Y, no puede exigirse que la reparación del daño sea necesariamente total, despreciando aquellos supuestos en que el autor hace un esfuerzo de reparación significativo, aunque sea parcial, pues el legislador ha incluido también en la atenuación la disminución de los efectos del delito, y es indudable que una reparación parcial significativa contribuye a disminuir dichos efectos. Hay que tener en cuenta la cantidad a indemnizar y la entregada o consignada, siempre en relación con la capacidad económica del acusado, de modo que en ocasiones la jurisprudencia ha denegado la aplicación de la atenuante cuando lo efectivamente aportado se considere irrelevante por su escasa cuantía, mientras que en otras si lo ha apreciado, incluso con el carácter de muy cualificada - STS 23/6/2008 -.

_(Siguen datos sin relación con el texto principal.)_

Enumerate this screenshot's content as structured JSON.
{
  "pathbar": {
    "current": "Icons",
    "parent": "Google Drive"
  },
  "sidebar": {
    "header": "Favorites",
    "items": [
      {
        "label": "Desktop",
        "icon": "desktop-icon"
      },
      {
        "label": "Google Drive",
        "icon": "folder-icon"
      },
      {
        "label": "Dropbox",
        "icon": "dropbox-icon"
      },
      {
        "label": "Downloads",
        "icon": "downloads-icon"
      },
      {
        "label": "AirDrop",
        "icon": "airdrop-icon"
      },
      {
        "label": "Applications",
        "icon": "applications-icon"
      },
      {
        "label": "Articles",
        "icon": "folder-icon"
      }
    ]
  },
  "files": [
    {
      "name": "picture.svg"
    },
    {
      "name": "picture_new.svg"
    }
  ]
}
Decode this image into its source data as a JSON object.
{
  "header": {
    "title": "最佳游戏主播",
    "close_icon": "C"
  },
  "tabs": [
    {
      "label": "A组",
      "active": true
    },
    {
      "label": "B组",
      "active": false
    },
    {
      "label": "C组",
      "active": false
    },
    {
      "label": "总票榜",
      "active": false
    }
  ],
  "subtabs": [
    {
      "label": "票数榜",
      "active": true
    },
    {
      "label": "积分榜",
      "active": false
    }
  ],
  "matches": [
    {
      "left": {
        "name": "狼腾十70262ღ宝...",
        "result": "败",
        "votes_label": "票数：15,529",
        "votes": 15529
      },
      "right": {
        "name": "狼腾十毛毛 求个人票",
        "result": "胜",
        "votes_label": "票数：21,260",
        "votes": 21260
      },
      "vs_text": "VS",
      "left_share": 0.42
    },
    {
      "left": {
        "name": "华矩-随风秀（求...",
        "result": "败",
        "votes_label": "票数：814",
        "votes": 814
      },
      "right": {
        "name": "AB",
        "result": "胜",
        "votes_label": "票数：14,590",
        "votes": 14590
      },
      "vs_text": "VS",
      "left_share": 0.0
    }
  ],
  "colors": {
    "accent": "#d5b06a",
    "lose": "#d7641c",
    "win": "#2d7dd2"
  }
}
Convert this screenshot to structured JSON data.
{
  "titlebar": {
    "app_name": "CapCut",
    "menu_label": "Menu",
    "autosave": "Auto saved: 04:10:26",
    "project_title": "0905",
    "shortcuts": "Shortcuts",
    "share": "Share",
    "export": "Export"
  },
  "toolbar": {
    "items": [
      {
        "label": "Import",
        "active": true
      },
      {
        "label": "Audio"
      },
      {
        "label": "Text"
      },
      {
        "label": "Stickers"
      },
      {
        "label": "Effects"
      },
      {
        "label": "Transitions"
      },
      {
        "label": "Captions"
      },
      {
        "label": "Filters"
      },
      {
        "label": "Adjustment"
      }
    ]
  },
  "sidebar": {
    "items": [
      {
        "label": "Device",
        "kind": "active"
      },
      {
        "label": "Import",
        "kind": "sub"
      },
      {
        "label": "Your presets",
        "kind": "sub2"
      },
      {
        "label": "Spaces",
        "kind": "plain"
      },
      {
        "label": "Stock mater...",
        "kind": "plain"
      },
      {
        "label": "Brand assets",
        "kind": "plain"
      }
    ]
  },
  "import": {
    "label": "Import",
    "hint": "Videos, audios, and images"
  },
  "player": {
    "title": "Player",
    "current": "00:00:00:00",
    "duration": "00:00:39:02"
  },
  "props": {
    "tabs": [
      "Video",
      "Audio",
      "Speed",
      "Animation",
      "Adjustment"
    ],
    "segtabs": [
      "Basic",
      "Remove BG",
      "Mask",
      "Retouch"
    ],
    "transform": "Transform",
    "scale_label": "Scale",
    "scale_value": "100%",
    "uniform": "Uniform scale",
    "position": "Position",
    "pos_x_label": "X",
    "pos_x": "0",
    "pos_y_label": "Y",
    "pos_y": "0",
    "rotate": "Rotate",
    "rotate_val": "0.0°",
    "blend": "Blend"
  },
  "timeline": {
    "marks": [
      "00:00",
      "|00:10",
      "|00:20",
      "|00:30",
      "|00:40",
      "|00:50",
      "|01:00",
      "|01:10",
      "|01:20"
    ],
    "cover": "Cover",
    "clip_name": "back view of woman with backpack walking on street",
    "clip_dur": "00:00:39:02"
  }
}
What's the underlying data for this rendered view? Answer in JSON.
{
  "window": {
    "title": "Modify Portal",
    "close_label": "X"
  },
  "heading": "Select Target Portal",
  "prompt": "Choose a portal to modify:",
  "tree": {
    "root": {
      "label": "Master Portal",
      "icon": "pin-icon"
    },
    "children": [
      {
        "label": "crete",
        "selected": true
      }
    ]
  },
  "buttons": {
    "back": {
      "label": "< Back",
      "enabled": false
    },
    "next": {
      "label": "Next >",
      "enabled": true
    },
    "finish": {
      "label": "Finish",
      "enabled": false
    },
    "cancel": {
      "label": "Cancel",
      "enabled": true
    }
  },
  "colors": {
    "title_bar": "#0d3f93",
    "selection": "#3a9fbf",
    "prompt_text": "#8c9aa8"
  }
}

Pues bien, en el caso que enjuiciamos estima la Sala que no procede la aplicación de la atenuante solicitada atendida que la reparación por parte del acusado ha consistido, por llamarle de algún modo, en la entrega de solo 1.000 euros, cantidad que no puede pasar de considerarse como anecdótica, insignificante e irrelevante habida cuenta el total de lo apropiado y que se le condena a reintegrar, que asciende a la cantidad de 42.814,13 euros, con lo que se estima que ningún esfuerzo serio a realizado el apelante para reparar los efectos del delito y en consecuencia no es merecedor de moderación punitiva alguna.

SEXTO: Procede, por tanto, la desestimación del recurso y la imposición de las costas causadas en esta alzada, al recurrente, en virtud de lo dispuesto en los artículos 239 y siguientes de la Ley de Enjuiciamiento Criminal .

Vistos los preceptos citados y demás de general y pertinente aplicación

Fallo

Debemos desestimar y desestimamos el recurso de apelación interpuesto por el condenado D. Pablo Jesús contra la sentencia de fecha 12/12/2011 y confirmamos la misma íntegramente.

Con expresa condena al apelante de las costas de esta alzada.

Así por esta nuestra Sentencia, lo pronunciamos, mandamos y firmamos.